Turenne simule l’indifférence : cette conversation sera rapportée à Montour, il le sait. Mais il ne peut douter de l’information de Provençal : dans trois jours, Lune épousera José Paul.

Heureusement, un nouvel incident impose du délai. Du Nord, un courrier arrive en effet avec des nouvelles alarmantes. Les Petits qui n’ont plus osé envoyer des voyageurs en dérouine, viennent de s’aviser d’un autre stratagème : ils ont soudoyé, eux aussi, une bande de Saulteurs, et ils l’ont lancé sur les territoires de chasse de la Compagnie du Nord-Ouest.

Alors Montour doit partir de nouveau. Mais avant son départ, il a un entretien avec Provençal ; et Turenne, qui connaît ses ruses maintenant, sait que la surveillance qui l’enveloppe ne cessera pas. Car Montour, à mesure qu’il augmente la pression, qu’il force, par ses manœuvres, une décision, rapproche l’échéance, Montour redouble toujours la surveillance.

Pour Turenne, pourtant, ces jours de répit sont précieux.

Montour s’éloigne. Sur les traînes tirées par les chiens, il n’emporte cette fois que des vivres. Pas de boisson.

Après avoir trouvé les wigwams étrangers, il rassemble tous les Saulteurs envoyés par les Petits ; et les délibérations commencent. À côté de lui se tient la Barbiche Blanche, son beau-père.

Tous deux, ils parlent à tour de rôle ; ils allèchent la bande par des promesses d’eau-de-vie, de meilleurs prix, de cadeaux. Pourquoi aussi rembourser leurs crédits aux Petits ? Cette compagnie est à la veille de disparaître. Montour leur donnera de nouveaux crédits, lui, et les Indiens obtiendront ainsi double prix pour leurs fourrures.

Le chef de la tribu, le Cerf, résiste quelques heures ; puis il se rallie à l’opinion des autres qui sont disposés à accepter sans scrupule.
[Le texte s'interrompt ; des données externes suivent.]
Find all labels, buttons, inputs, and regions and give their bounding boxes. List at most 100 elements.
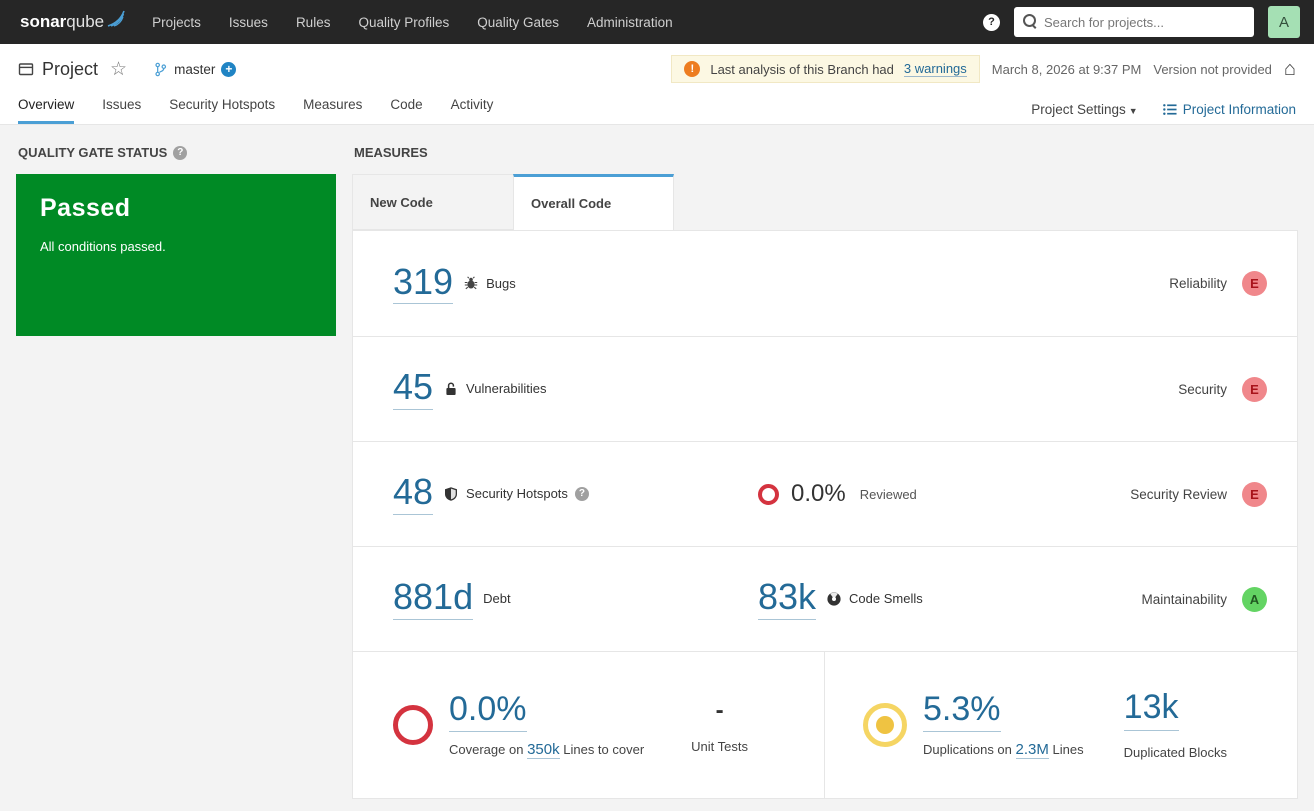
top-navbar: sonarqube Projects Issues Rules Quality … bbox=[0, 0, 1314, 44]
bug-icon bbox=[464, 276, 478, 290]
analysis-warning-banner: ! Last analysis of this Branch had 3 war… bbox=[671, 55, 980, 83]
measures-tabs: New Code Overall Code bbox=[352, 174, 1298, 230]
list-icon bbox=[1162, 104, 1177, 115]
coverage-ring-icon bbox=[393, 705, 433, 745]
reliability-label: Reliability bbox=[1169, 276, 1227, 291]
duplicated-blocks-link[interactable]: 13k bbox=[1123, 689, 1179, 731]
vulnerabilities-label: Vulnerabilities bbox=[466, 381, 547, 397]
code-smells-label: Code Smells bbox=[849, 591, 923, 607]
maintainability-row: 881d Debt 83k Code Smells Maintainabilit… bbox=[353, 546, 1297, 651]
project-header: Project ☆ master + ! Last analysis of th… bbox=[0, 44, 1314, 125]
reliability-rating-badge[interactable]: E bbox=[1242, 271, 1267, 296]
project-information-button[interactable]: Project Information bbox=[1162, 102, 1296, 117]
vulnerabilities-row: 45 Vulnerabilities Security E bbox=[353, 336, 1297, 441]
measures-panel: 319 Bugs Reliability E 45 Vulnerabilitie… bbox=[352, 230, 1298, 799]
vulnerabilities-count-link[interactable]: 45 bbox=[393, 368, 434, 410]
project-information-label: Project Information bbox=[1182, 102, 1296, 117]
help-icon[interactable]: ? bbox=[983, 13, 1000, 31]
chevron-down-icon: ▼ bbox=[1128, 106, 1138, 116]
analysis-date: March 8, 2026 at 9:37 PM bbox=[991, 61, 1142, 77]
lock-icon bbox=[446, 382, 456, 395]
branch-name: master bbox=[174, 61, 216, 77]
nav-item-issues[interactable]: Issues bbox=[229, 15, 268, 30]
branch-selector[interactable]: master + bbox=[153, 61, 237, 77]
search-icon bbox=[1023, 14, 1036, 27]
code-smells-icon bbox=[827, 592, 841, 606]
maintainability-rating-badge[interactable]: A bbox=[1242, 586, 1267, 612]
tab-overview[interactable]: Overview bbox=[18, 97, 75, 124]
security-rating-badge[interactable]: E bbox=[1242, 376, 1267, 402]
tab-activity[interactable]: Activity bbox=[451, 97, 494, 124]
tab-issues[interactable]: Issues bbox=[102, 97, 141, 124]
project-settings-dropdown[interactable]: Project Settings ▼ bbox=[1031, 102, 1137, 117]
coverage-caption-prefix: Coverage on bbox=[449, 742, 524, 758]
page-title: Project bbox=[42, 58, 99, 79]
tab-overall-code[interactable]: Overall Code bbox=[513, 174, 674, 230]
nav-item-administration[interactable]: Administration bbox=[587, 15, 673, 30]
quality-gate-description: All conditions passed. bbox=[40, 239, 166, 254]
brand-bold: sonar bbox=[20, 12, 67, 31]
measures-section: MEASURES New Code Overall Code 319 Bugs bbox=[352, 141, 1298, 799]
nav-item-projects[interactable]: Projects bbox=[152, 15, 201, 30]
user-avatar[interactable]: A bbox=[1268, 6, 1300, 38]
warnings-link[interactable]: 3 warnings bbox=[903, 61, 967, 77]
nav-item-rules[interactable]: Rules bbox=[296, 15, 331, 30]
security-review-label: Security Review bbox=[1130, 486, 1227, 502]
quality-gate-help-icon[interactable]: ? bbox=[173, 145, 188, 160]
sonarqube-logo[interactable]: sonarqube bbox=[20, 10, 126, 32]
duplications-cell: 5.3% Duplications on 2.3M Lines 13k Dupl… bbox=[824, 652, 1297, 798]
code-smells-link[interactable]: 83k bbox=[758, 578, 817, 620]
quality-gate-status-card: Passed All conditions passed. bbox=[16, 174, 336, 336]
nav-item-quality-gates[interactable]: Quality Gates bbox=[477, 15, 559, 30]
duplications-value-link[interactable]: 5.3% bbox=[923, 691, 1001, 733]
duplicated-blocks-label: Duplicated Blocks bbox=[1123, 744, 1227, 760]
nav-right-group: ? A bbox=[983, 6, 1300, 38]
project-title-group: Project ☆ bbox=[18, 58, 127, 81]
hotspots-help-icon[interactable]: ? bbox=[574, 486, 589, 501]
nav-item-quality-profiles[interactable]: Quality Profiles bbox=[358, 15, 449, 30]
warning-icon: ! bbox=[684, 61, 701, 77]
favorite-star-icon[interactable]: ☆ bbox=[110, 58, 127, 81]
hotspots-label: Security Hotspots bbox=[466, 486, 568, 502]
duplication-lines-link[interactable]: 2.3M bbox=[1015, 741, 1049, 760]
coverage-value-link[interactable]: 0.0% bbox=[449, 691, 527, 733]
debt-label: Debt bbox=[483, 591, 511, 607]
duplications-donut-icon bbox=[863, 703, 907, 747]
reviewed-value: 0.0% bbox=[791, 480, 846, 507]
debt-link[interactable]: 881d bbox=[393, 578, 474, 620]
unit-tests-value: - bbox=[715, 696, 724, 724]
add-branch-icon[interactable]: + bbox=[221, 61, 237, 77]
bugs-label: Bugs bbox=[486, 275, 516, 291]
project-tabs: Overview Issues Security Hotspots Measur… bbox=[18, 97, 493, 124]
warning-text: Last analysis of this Branch had bbox=[710, 61, 894, 77]
tab-security-hotspots[interactable]: Security Hotspots bbox=[169, 97, 275, 124]
version-label: Version not provided bbox=[1153, 61, 1272, 77]
coverage-cell: 0.0% Coverage on 350k Lines to cover - U… bbox=[353, 652, 824, 798]
security-hotspots-row: 48 Security Hotspots ? 0.0% Reviewed Sec… bbox=[353, 441, 1297, 546]
nav-links: Projects Issues Rules Quality Profiles Q… bbox=[152, 15, 672, 30]
quality-gate-section: QUALITY GATE STATUS ? Passed All conditi… bbox=[16, 141, 336, 799]
duplications-caption-suffix: Lines bbox=[1052, 742, 1084, 758]
homepage-icon[interactable]: ⌂ bbox=[1284, 59, 1296, 79]
tab-new-code[interactable]: New Code bbox=[352, 174, 513, 230]
duplications-caption-prefix: Duplications on bbox=[923, 742, 1012, 758]
project-icon bbox=[18, 63, 34, 76]
shield-icon bbox=[445, 487, 458, 501]
unit-tests-group: - Unit Tests bbox=[691, 697, 748, 754]
hotspots-count-link[interactable]: 48 bbox=[393, 473, 434, 515]
security-review-rating-badge[interactable]: E bbox=[1242, 481, 1267, 507]
lines-to-cover-link[interactable]: 350k bbox=[527, 741, 560, 760]
tab-measures[interactable]: Measures bbox=[303, 97, 362, 124]
tab-code[interactable]: Code bbox=[390, 97, 422, 124]
maintainability-label: Maintainability bbox=[1141, 591, 1227, 607]
search-input[interactable] bbox=[1014, 7, 1254, 37]
coverage-caption-suffix: Lines to cover bbox=[563, 742, 645, 758]
project-settings-label: Project Settings bbox=[1031, 102, 1126, 117]
bugs-count-link[interactable]: 319 bbox=[393, 262, 454, 305]
quality-gate-title: QUALITY GATE STATUS bbox=[18, 145, 168, 160]
unit-tests-label: Unit Tests bbox=[691, 738, 748, 754]
sonarqube-wave-icon bbox=[107, 10, 125, 27]
search-box bbox=[1014, 7, 1254, 37]
quality-gate-status: Passed bbox=[40, 194, 131, 222]
overview-content: QUALITY GATE STATUS ? Passed All conditi… bbox=[0, 125, 1314, 811]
En compagnie de cette nouvelle bande, Montour revient à son fort. Il réfléchit. Ses Indiens à lui, en qui il met plus de confiance, il pourrait les laisser dans le nord du district, à proximité des forts des Petits et de ceux de la Compagnie de la baie d’Hudson. Quant aux nouveaux venus, pourquoi ne pas les envoyer au sud, là où le castor n’a pas été travaillé ? Le produit de leurs chasses serait certainement plus abondant et ils demeureraient à l’abri des tentations.

Montour en touche quelques mots au Cerf. Mais celui-ci refuse d’en entendre parler. Les Saulteurs se trouveraient trop rapprochés des Sioux ; ils habiteraient même sur les territoires de ces ennemis. Chaque jour apporterait un nouveau péril.

Montour écoute et songe. Comment parvenir à ses fins ?

Quatre jours plus tard, les Saulteurs arrivent au fort ; Montour livre aussitôt les trois barils de neuf gallons qu’il avait promis. Et la boisson commence.

Du fort, les engagés sont témoins des scènes ordinaires : rixes, cris, plaintes, courses folles, roulements de tambour. Puis l’ivresse devenant plus complète, le camp s’endort dans la neige.

Soudain, au cours de la nuit, des Saulteurs se présentent au fort en hurlant : un malheur est arrivé. La Barbiche Blanche s’était rendu dans les tentes pour boire avec ses compatriotes ; il s’est pris de querelle avec le Cerf qui a sauté sur son gourdin et l’a assommé d’un seul coup.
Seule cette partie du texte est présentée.